Here’s What Market Watchers Are Saying About the Wild Turnaround
(Bloomberg) -- The word “whipsaw” -- that old favorite of financial pundits in volatile times -- hardly does it justice.
After opening to one of the most brutal waves of selling in years on Friday, Asian stock markets bounced suddenly off their lows in a move that left investors grasping for explanations. The rally was most extreme in Australia, where the benchmark index swung from an 8.1% loss to a 4.4% gain, and quickly spread to everything from Indian stocks to the Chinese yuan. S&P 500 futures rose after the index dropped yesterday by the most since the Black Monday crash in 1987.
Here’s what some investors and strategists are saying about the move:
“For the first time since the Lehman shock, the risks of a serious global economic deterioration have become a real concern, and this is spurring the unwinding of positions that had built up over the past 10 years all at once,” said Takafumi Yamawaki, head of local rates and FX research at JPMorgan Securities Japan. “As such unwinding happened all at once as liquidity is dwindling, the moves in markets lack coherence. But the unwinding of positions isn’t necessarily all about selling. Treasuries are good example. Futures-driven volatility amid such an environment has made price actions incoherent.”
“I think there is a lot of bargain hunting -- which would be expected after 25-30% falls in markets. But it’s a bit hard to pinpoint the precise trigger,” said Shane Oliver at AMP Capital. News of a deal between Treasury Secretary Steven Mnuchin and House Speaker Nancy Pelosi on U.S. stimulus “may have helped, along with broad-based intervention by central banks in money markets. And in Australia the Prime Minister saying schools and universities will stay open and public transport kept running may have helped.”
“A shift in sentiment could be due to a technical rebound after oversold conditions globally,” said Corrina Xiao, a fund manager at Allianz Global Investors. “Enlarged trading volume in markets shows that investors are diverging about the outlook, and there may be some bottom fishing investors who think the market has over-reacted. But how long the rebound can sustain remains to be seen.”
“Reversal of the Dow futures during the lunch break is a good signal for the Asian markets,” said Banny Lam, managing director at Ceb International International Corp Ltd. “The whole market is very oversold anyway, so people are very sensitive to good indicators. For Hong Kong, we are seeing bottom fishing of some large caps like HSBC.”
Catching the Algos
“Everyone is short huge or well underpositioned and investors are now trying to catch up with the algorithms,” said Stephen Innes, chief Asia market strategist at Axicorp. “The market remains in peril’s path awaiting the health-care/fiscal package that House Speaker Nancy Pelosi and Treasury Secretary Mnuchin are working together on. A vote is likely on Friday. Measures could include unemployment benefits and free virus testing, which will hopefully see the markets turn more favorably into the weekend.”
Vaccine Out of Canada?
Medical experts have cautioned that a coronavirus vaccine could take well over a year to produce, and even then there’s no guarantee of success. Still, news that a Canadian company may have the early stages of a potential vaccine against Covid-19 was making the rounds midday Friday, according to Khiem Do, head of greater China investments at Baring Asset Management (Asia) Ltd., and Vishnu Varathan, head of economics and strategy at Mizuho Bank Ltd. in Singapore.

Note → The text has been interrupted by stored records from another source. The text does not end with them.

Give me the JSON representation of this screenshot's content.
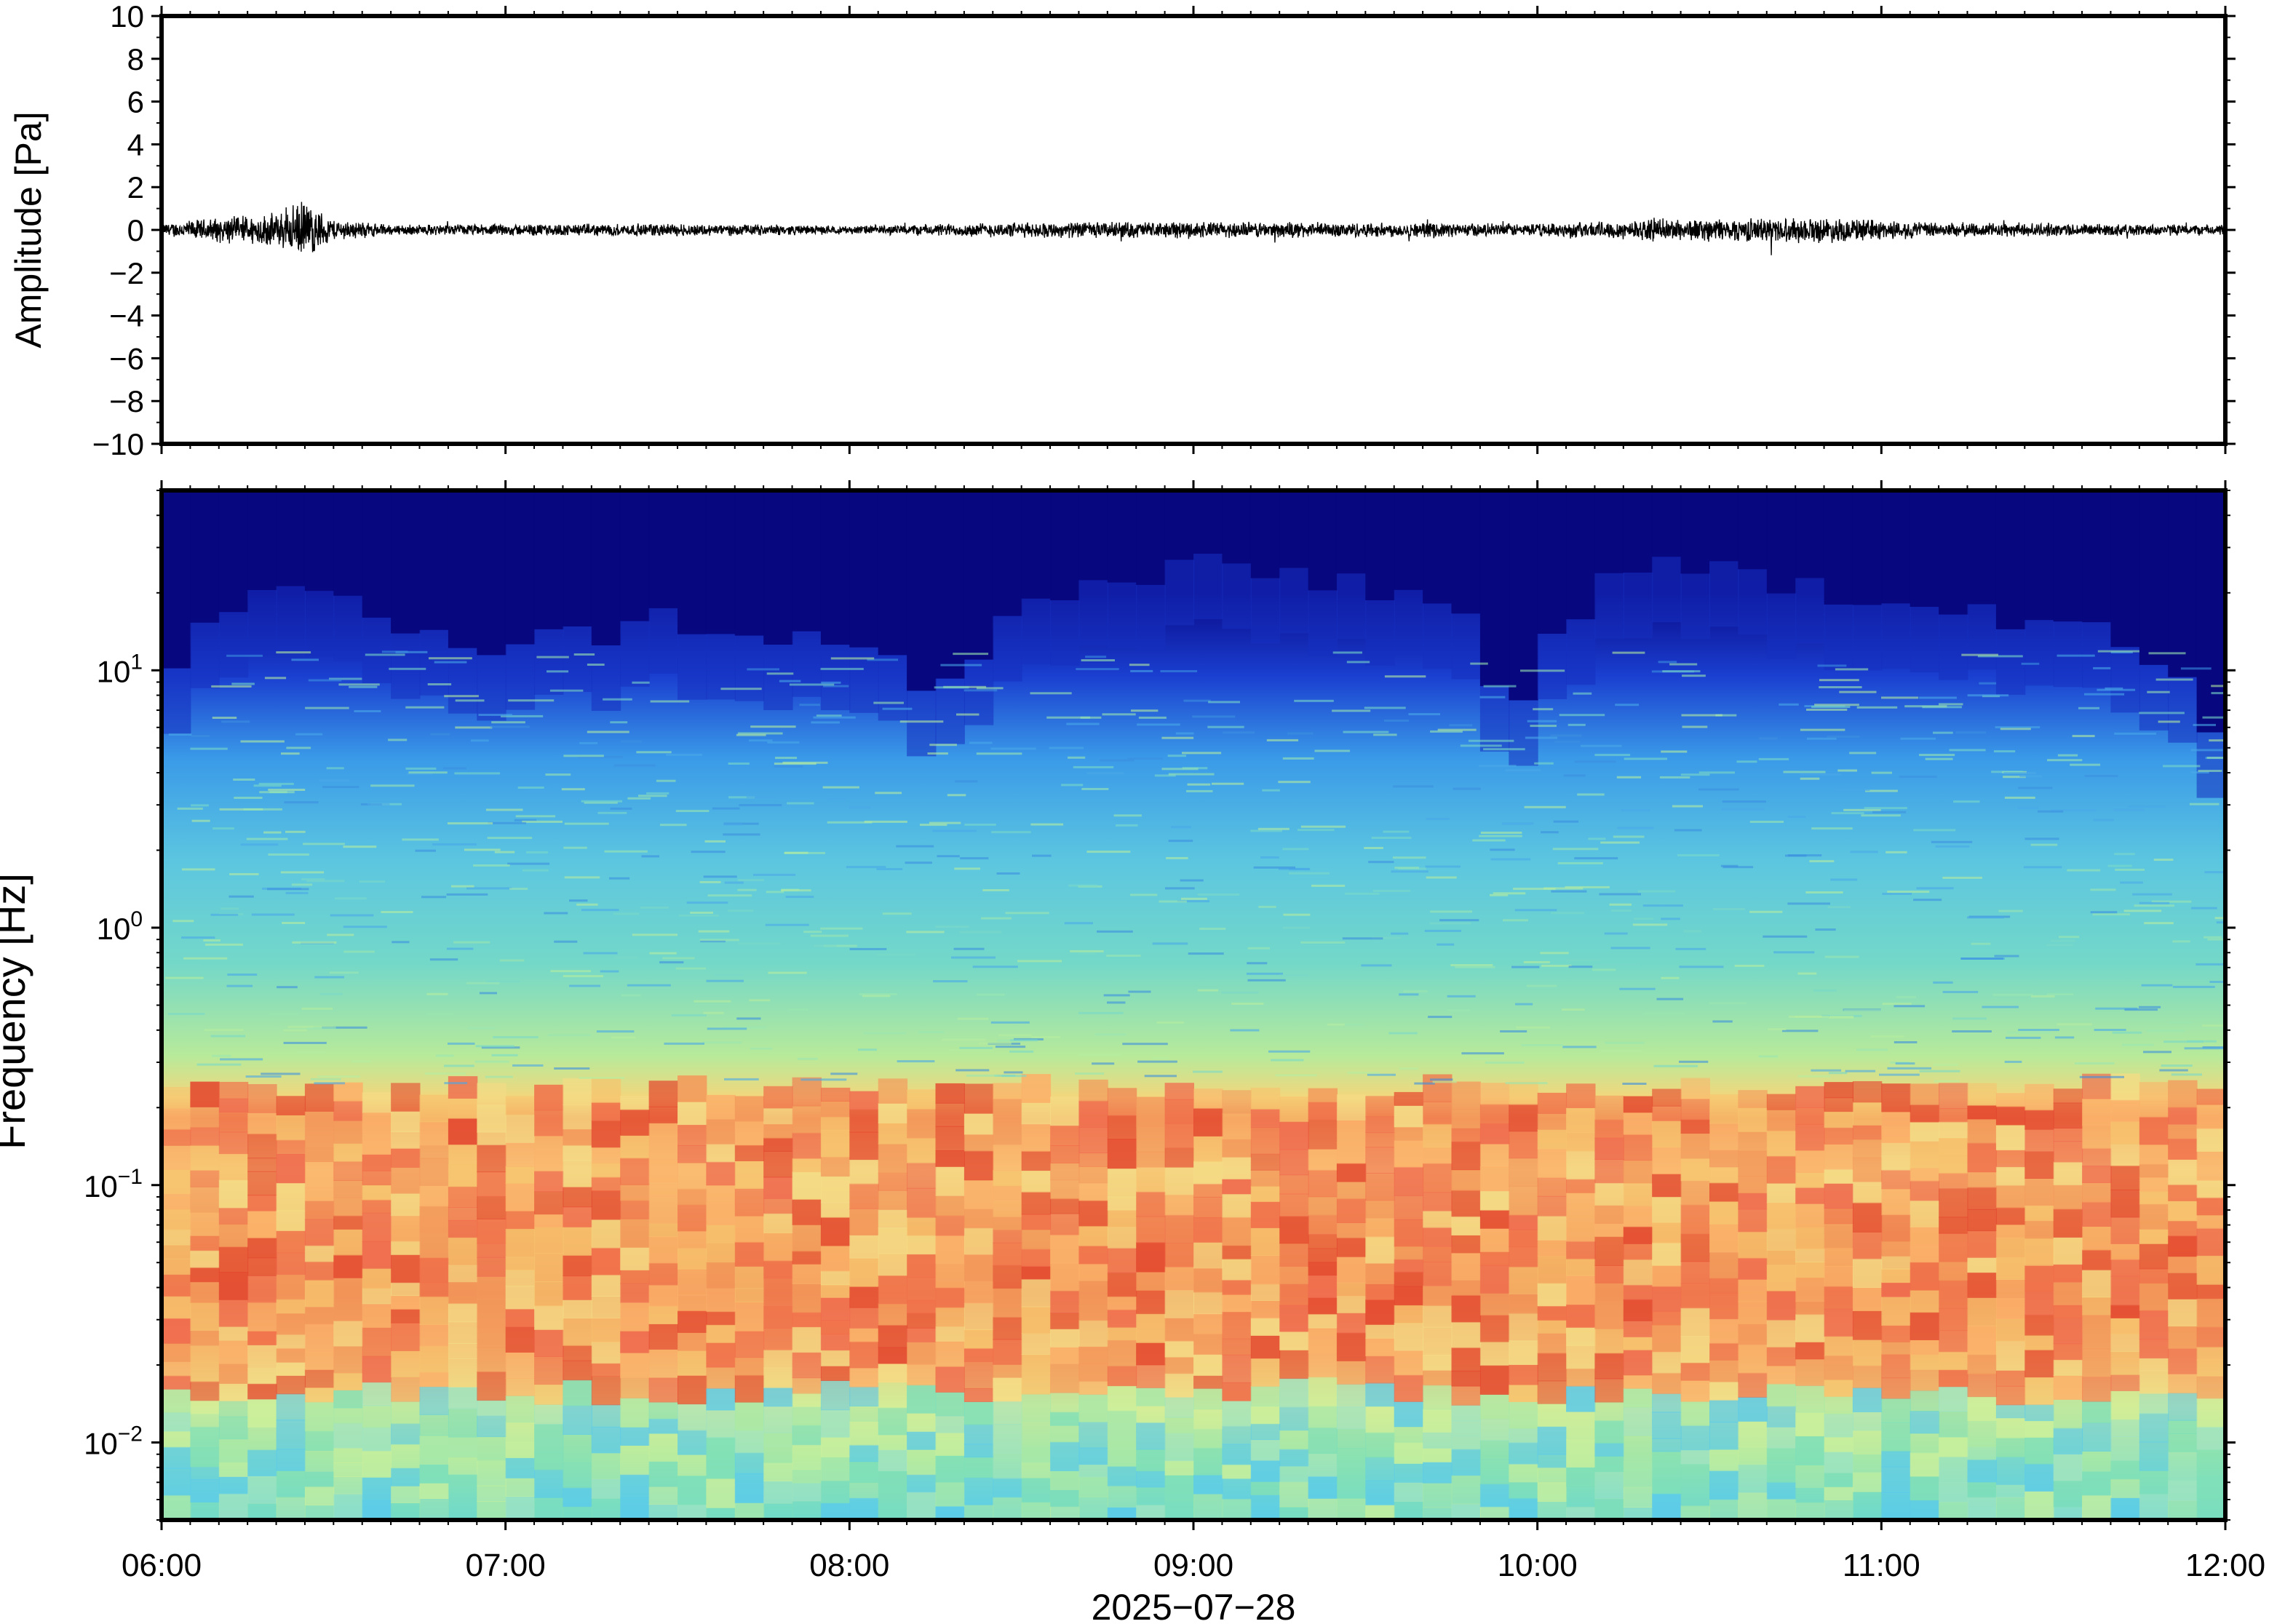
{
  "chart_data": [
    {
      "type": "line",
      "ylabel": "Amplitude [Pa]",
      "ylim": [
        -10,
        10
      ],
      "yticks": [
        "10",
        "8",
        "6",
        "4",
        "2",
        "0",
        "−2",
        "−4",
        "−6",
        "−8",
        "−10"
      ],
      "ytick_values": [
        10,
        8,
        6,
        4,
        2,
        0,
        -2,
        -4,
        -6,
        -8,
        -10
      ],
      "xlim": [
        "06:00",
        "12:00"
      ],
      "series": [
        {
          "envelope": [
            {
              "t": "06:00",
              "amp": 0.3
            },
            {
              "t": "06:10",
              "amp": 0.6
            },
            {
              "t": "06:20",
              "amp": 0.8
            },
            {
              "t": "06:25",
              "amp": 1.4
            },
            {
              "t": "06:30",
              "amp": 0.5
            },
            {
              "t": "06:40",
              "amp": 0.25
            },
            {
              "t": "07:30",
              "amp": 0.3
            },
            {
              "t": "08:00",
              "amp": 0.2
            },
            {
              "t": "08:25",
              "amp": 0.35
            },
            {
              "t": "09:00",
              "amp": 0.4
            },
            {
              "t": "09:30",
              "amp": 0.35
            },
            {
              "t": "10:00",
              "amp": 0.3
            },
            {
              "t": "10:20",
              "amp": 0.5
            },
            {
              "t": "10:50",
              "amp": 0.6
            },
            {
              "t": "11:10",
              "amp": 0.35
            },
            {
              "t": "12:00",
              "amp": 0.25
            }
          ]
        }
      ]
    },
    {
      "type": "heatmap",
      "ylabel": "Frequency [Hz]",
      "xlabel": "2025−07−28",
      "yscale": "log",
      "ylim": [
        0.005,
        50
      ],
      "yticks": [
        {
          "base": "10",
          "exp": "1",
          "value": 10
        },
        {
          "base": "10",
          "exp": "0",
          "value": 1
        },
        {
          "base": "10",
          "exp": "−1",
          "value": 0.1
        },
        {
          "base": "10",
          "exp": "−2",
          "value": 0.01
        }
      ],
      "xticks": [
        "06:00",
        "07:00",
        "08:00",
        "09:00",
        "10:00",
        "11:00",
        "12:00"
      ],
      "colormap": "jet",
      "color_description": "dark blue above ~10–20 Hz, cyan/green 0.3–5 Hz, yellow-orange-red band 0.02–0.2 Hz, green/cyan below 0.015 Hz",
      "upper_edge_hz_by_time": [
        {
          "t": "06:00",
          "hz": 8
        },
        {
          "t": "06:15",
          "hz": 20
        },
        {
          "t": "06:30",
          "hz": 18
        },
        {
          "t": "07:00",
          "hz": 12
        },
        {
          "t": "07:30",
          "hz": 16
        },
        {
          "t": "08:00",
          "hz": 12
        },
        {
          "t": "08:20",
          "hz": 8
        },
        {
          "t": "08:30",
          "hz": 18
        },
        {
          "t": "09:00",
          "hz": 25
        },
        {
          "t": "09:30",
          "hz": 22
        },
        {
          "t": "09:50",
          "hz": 15
        },
        {
          "t": "09:55",
          "hz": 5
        },
        {
          "t": "10:10",
          "hz": 20
        },
        {
          "t": "10:25",
          "hz": 25
        },
        {
          "t": "10:45",
          "hz": 22
        },
        {
          "t": "11:15",
          "hz": 18
        },
        {
          "t": "11:40",
          "hz": 14
        },
        {
          "t": "12:00",
          "hz": 5
        }
      ]
    }
  ]
}
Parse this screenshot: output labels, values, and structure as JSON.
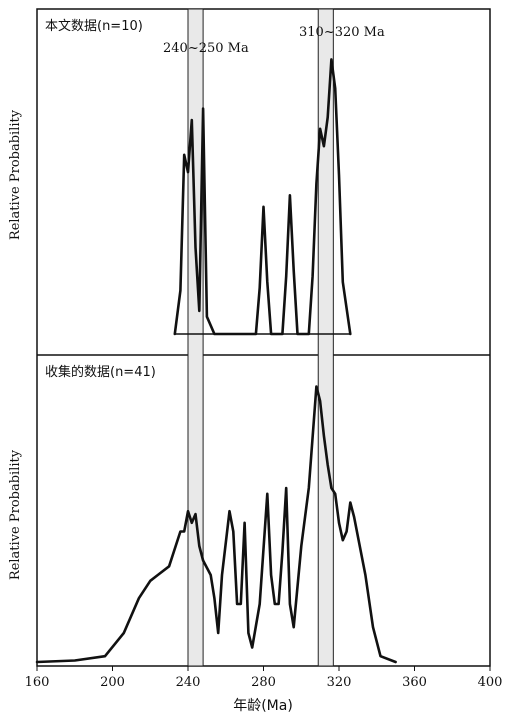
{
  "chart_data": {
    "type": "line",
    "xlabel": "年龄(Ma)",
    "ylabel": "Relative Probability",
    "xlim": [
      160,
      400
    ],
    "xticks": [
      160,
      200,
      240,
      280,
      320,
      360,
      400
    ],
    "highlight_bands": [
      {
        "label": "240~250 Ma",
        "range": [
          240,
          248
        ]
      },
      {
        "label": "310~320 Ma",
        "range": [
          309,
          317
        ]
      }
    ],
    "panels": [
      {
        "title": "本文数据(n=10)",
        "ylim": [
          0,
          1.0
        ],
        "series": {
          "x": [
            233,
            236,
            238,
            240,
            242,
            244,
            246,
            248,
            250,
            254,
            276,
            278,
            280,
            282,
            284,
            290,
            292,
            294,
            296,
            298,
            304,
            306,
            308,
            310,
            312,
            314,
            316,
            318,
            320,
            322,
            326
          ],
          "y": [
            0.0,
            0.15,
            0.62,
            0.56,
            0.74,
            0.3,
            0.08,
            0.78,
            0.06,
            0.0,
            0.0,
            0.16,
            0.44,
            0.18,
            0.0,
            0.0,
            0.2,
            0.48,
            0.22,
            0.0,
            0.0,
            0.2,
            0.52,
            0.71,
            0.65,
            0.75,
            0.95,
            0.85,
            0.55,
            0.18,
            0.0
          ]
        }
      },
      {
        "title": "收集的数据(n=41)",
        "ylim": [
          0,
          1.0
        ],
        "series": {
          "x": [
            160,
            180,
            196,
            206,
            214,
            220,
            224,
            230,
            236,
            238,
            240,
            242,
            244,
            246,
            248,
            252,
            254,
            256,
            258,
            262,
            264,
            266,
            268,
            270,
            272,
            274,
            278,
            282,
            284,
            286,
            288,
            290,
            292,
            294,
            296,
            300,
            304,
            308,
            310,
            312,
            314,
            316,
            318,
            320,
            322,
            324,
            326,
            328,
            334,
            338,
            342,
            350
          ],
          "y": [
            0.0,
            0.005,
            0.02,
            0.1,
            0.22,
            0.28,
            0.3,
            0.33,
            0.45,
            0.45,
            0.52,
            0.48,
            0.51,
            0.4,
            0.35,
            0.3,
            0.22,
            0.1,
            0.3,
            0.52,
            0.45,
            0.2,
            0.2,
            0.48,
            0.1,
            0.05,
            0.2,
            0.58,
            0.3,
            0.2,
            0.2,
            0.38,
            0.6,
            0.2,
            0.12,
            0.4,
            0.6,
            0.95,
            0.9,
            0.78,
            0.68,
            0.6,
            0.58,
            0.48,
            0.42,
            0.45,
            0.55,
            0.5,
            0.3,
            0.12,
            0.02,
            0.0
          ]
        }
      }
    ]
  }
}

Varathan pointed to Quebec-based Medicago, which announced Thursday that it has produced a “virus-like particle” of Covid-19, the first step in developing a vaccine. The company expects to initiate human trials of the vaccine by July or August, according to a release.
Positives From China
“The biggest positive of all is that China is actually starting to show some signs of recovery,” said Satoru Matsumoto, a fund manager in Tokyo at Asset Management One Co. “I didn’t expect the sell-off to be this severe. What’s good is that central banks still have some room to cut rates, and that should support markets eventually.”
“After the extreme moves over recent days markets will hope for some consolidation to end a week of panic selling,” said Mitul Kotecha, senior emerging markets strategist at TD Securities in Singapore. “It is likely on hopes of some action from the U.S. Congress and some further central bank action. It’s also a reflection of how beat up the market is that some, albeit limited buying occurs. I wouldn’t read a lot into it unless we see some concrete, concerted global action.”